Friday, March 04, 2005

Whose news?

A conference at Harvard's Nieman Foundation, titled "Media, Technology and the Common Good" is discussing the future of media. Reports are available on the Media Center at the American Press Institute

Questions being discussed include: Should the traditions of professional journalism survive? What are the implications for society? How can we trust in the emerging ecosystem of participatory, always on media?

Len Apcar, Editor-in-Chief of nyt.com, opened with these remarks: "The stakes have never been higher. There is a serious question in my mind whether this new medium can support the great news-gathering operations that big media represent. I don't think it can. Newspapers will have to reinvent themselves."

There you have it. The dirty secret. If online operations can't earn the sorts of revenues that traditional print businesses have, or if the development of new revenue streams takes too long, then journalism as we've known will be in real danger.

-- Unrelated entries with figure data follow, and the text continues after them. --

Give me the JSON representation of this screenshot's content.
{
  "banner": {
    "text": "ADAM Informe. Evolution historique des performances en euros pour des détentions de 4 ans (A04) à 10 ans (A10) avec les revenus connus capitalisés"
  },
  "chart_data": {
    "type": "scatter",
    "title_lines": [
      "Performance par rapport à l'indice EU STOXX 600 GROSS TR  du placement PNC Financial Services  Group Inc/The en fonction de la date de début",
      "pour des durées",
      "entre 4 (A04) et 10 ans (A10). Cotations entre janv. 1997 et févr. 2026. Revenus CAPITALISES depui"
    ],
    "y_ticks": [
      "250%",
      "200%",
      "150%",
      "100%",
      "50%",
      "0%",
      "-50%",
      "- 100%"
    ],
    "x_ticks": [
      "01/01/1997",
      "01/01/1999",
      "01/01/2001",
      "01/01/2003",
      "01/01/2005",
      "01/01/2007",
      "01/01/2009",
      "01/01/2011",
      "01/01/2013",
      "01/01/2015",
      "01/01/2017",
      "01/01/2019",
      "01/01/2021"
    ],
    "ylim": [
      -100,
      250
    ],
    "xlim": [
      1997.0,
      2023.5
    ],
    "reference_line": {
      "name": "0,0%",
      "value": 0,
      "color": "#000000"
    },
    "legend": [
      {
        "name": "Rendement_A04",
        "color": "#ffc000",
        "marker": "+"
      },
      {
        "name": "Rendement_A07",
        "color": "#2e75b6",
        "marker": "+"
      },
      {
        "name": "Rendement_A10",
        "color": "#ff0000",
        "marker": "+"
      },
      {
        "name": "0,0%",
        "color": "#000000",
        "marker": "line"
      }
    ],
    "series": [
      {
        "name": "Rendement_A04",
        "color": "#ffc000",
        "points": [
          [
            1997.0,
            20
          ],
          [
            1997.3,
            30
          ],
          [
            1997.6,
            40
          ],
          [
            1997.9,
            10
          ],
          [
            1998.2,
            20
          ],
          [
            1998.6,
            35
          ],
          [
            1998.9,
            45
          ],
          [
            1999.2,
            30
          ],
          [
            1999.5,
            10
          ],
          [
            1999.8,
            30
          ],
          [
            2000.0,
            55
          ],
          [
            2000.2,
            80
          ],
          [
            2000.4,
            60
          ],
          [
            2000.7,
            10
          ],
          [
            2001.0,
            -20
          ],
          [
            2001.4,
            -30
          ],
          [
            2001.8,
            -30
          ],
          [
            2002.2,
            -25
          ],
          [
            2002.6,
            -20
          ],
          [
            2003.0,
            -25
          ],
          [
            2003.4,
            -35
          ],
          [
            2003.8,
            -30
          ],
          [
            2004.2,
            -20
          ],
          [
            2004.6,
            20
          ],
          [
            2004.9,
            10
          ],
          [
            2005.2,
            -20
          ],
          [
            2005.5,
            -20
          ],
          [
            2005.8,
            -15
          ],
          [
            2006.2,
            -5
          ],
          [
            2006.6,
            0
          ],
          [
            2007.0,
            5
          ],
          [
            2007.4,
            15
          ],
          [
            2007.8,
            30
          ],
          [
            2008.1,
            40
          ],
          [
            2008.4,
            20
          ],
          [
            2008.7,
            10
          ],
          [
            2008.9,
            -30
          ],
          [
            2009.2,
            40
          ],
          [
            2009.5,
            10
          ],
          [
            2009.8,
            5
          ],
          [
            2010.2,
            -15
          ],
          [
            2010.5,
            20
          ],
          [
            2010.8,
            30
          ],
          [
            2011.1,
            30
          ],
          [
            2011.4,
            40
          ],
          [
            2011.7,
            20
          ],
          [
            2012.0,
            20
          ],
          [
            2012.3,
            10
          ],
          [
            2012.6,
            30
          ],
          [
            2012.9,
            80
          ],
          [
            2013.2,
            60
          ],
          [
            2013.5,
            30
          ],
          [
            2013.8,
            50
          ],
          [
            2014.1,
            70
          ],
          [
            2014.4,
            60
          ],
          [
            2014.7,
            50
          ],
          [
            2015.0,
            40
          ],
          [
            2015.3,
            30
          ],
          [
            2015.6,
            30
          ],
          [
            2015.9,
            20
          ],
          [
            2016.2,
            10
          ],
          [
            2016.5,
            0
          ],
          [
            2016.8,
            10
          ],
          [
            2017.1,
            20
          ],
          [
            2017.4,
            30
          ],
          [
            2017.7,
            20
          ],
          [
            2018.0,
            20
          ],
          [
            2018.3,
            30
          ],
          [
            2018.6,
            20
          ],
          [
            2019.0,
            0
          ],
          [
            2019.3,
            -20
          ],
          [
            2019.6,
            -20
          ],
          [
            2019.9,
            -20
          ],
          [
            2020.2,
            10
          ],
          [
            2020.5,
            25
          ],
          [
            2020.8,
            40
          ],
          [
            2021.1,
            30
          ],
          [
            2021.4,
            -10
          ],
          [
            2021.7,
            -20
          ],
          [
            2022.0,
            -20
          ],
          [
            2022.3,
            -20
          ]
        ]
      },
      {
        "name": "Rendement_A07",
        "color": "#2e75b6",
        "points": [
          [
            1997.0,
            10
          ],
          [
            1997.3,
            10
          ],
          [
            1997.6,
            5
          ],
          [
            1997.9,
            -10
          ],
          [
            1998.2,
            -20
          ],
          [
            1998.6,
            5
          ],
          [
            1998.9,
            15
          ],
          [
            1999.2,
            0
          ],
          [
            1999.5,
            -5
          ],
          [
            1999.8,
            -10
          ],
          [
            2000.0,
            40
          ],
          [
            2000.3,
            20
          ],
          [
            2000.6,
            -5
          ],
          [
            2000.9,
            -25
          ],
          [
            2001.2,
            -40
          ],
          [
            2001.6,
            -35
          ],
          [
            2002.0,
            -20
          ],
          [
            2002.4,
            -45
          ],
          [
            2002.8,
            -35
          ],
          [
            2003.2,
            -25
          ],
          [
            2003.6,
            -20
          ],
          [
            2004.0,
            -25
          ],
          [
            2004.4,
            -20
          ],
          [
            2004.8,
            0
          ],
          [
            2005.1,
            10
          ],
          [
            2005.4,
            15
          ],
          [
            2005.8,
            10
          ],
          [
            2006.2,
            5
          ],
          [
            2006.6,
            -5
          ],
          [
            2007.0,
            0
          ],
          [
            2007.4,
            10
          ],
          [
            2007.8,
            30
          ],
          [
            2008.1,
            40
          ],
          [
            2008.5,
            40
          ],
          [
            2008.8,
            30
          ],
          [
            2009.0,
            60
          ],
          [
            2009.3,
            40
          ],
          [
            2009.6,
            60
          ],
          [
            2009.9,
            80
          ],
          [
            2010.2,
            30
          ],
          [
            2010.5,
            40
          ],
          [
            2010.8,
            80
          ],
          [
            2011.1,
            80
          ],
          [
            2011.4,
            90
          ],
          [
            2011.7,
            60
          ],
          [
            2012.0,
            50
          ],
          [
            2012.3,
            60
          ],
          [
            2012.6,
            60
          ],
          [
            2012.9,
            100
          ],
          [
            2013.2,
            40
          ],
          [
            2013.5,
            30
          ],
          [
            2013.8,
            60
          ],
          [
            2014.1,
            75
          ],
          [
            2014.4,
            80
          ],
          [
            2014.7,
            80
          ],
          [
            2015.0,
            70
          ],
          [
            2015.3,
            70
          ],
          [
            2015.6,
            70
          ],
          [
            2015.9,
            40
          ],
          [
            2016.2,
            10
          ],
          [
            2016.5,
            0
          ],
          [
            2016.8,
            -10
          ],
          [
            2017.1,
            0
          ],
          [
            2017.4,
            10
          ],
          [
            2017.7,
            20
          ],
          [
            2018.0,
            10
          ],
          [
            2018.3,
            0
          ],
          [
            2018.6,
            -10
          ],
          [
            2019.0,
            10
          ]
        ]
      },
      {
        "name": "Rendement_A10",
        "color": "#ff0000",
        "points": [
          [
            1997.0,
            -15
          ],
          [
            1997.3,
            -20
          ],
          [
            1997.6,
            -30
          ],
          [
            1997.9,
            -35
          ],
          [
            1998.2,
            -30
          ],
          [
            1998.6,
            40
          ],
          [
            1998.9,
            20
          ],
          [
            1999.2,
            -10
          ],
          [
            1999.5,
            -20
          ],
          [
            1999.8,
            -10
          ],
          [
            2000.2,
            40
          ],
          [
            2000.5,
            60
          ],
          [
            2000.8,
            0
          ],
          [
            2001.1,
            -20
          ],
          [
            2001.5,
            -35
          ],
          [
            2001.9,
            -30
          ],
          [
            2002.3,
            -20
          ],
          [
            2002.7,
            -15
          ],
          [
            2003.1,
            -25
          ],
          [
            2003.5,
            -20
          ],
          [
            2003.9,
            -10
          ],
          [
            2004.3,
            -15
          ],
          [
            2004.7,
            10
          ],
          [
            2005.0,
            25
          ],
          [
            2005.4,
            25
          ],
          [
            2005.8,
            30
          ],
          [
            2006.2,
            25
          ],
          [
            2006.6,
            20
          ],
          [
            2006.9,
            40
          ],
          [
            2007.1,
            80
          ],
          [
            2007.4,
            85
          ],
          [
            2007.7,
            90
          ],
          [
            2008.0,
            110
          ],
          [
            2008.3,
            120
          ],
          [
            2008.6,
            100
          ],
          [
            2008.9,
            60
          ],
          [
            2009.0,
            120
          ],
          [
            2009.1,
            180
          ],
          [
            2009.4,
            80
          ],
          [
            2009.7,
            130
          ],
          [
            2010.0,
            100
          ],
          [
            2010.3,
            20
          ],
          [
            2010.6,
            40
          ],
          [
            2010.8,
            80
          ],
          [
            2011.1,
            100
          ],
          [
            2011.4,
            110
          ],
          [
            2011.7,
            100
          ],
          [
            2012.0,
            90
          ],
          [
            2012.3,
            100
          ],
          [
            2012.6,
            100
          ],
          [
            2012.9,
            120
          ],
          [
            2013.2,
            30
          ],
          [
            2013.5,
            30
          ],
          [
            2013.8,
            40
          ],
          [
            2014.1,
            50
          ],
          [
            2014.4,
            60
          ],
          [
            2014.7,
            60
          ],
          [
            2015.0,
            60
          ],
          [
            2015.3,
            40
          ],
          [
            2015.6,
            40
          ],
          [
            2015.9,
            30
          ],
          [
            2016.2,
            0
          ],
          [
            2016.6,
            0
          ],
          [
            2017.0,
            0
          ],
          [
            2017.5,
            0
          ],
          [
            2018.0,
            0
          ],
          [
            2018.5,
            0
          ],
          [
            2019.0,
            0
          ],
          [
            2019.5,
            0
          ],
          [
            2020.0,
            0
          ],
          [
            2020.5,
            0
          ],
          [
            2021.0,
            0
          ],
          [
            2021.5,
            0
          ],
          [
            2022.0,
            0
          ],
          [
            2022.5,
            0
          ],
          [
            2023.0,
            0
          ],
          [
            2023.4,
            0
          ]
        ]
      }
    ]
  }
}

The conference organisers are producing some nice Flash-based multimedia pieces of the speakers.

David Weinberger, author of Small Pieces Loosely Joined and co-author of Cluetrain Manifesto, speaks about his curiosity about the conversational nature of blogs and how big media responds to the changing reader-author relationship.

Blogger Halley Suitt told the group, "it's not what the bloggers are doing, it's what the audience is doing that we should be focusing on."

EPIC co-creator Matt Thompson talks about the feedback the piece has generated, how and why there is a forthcoming new version, and what intrigues him now.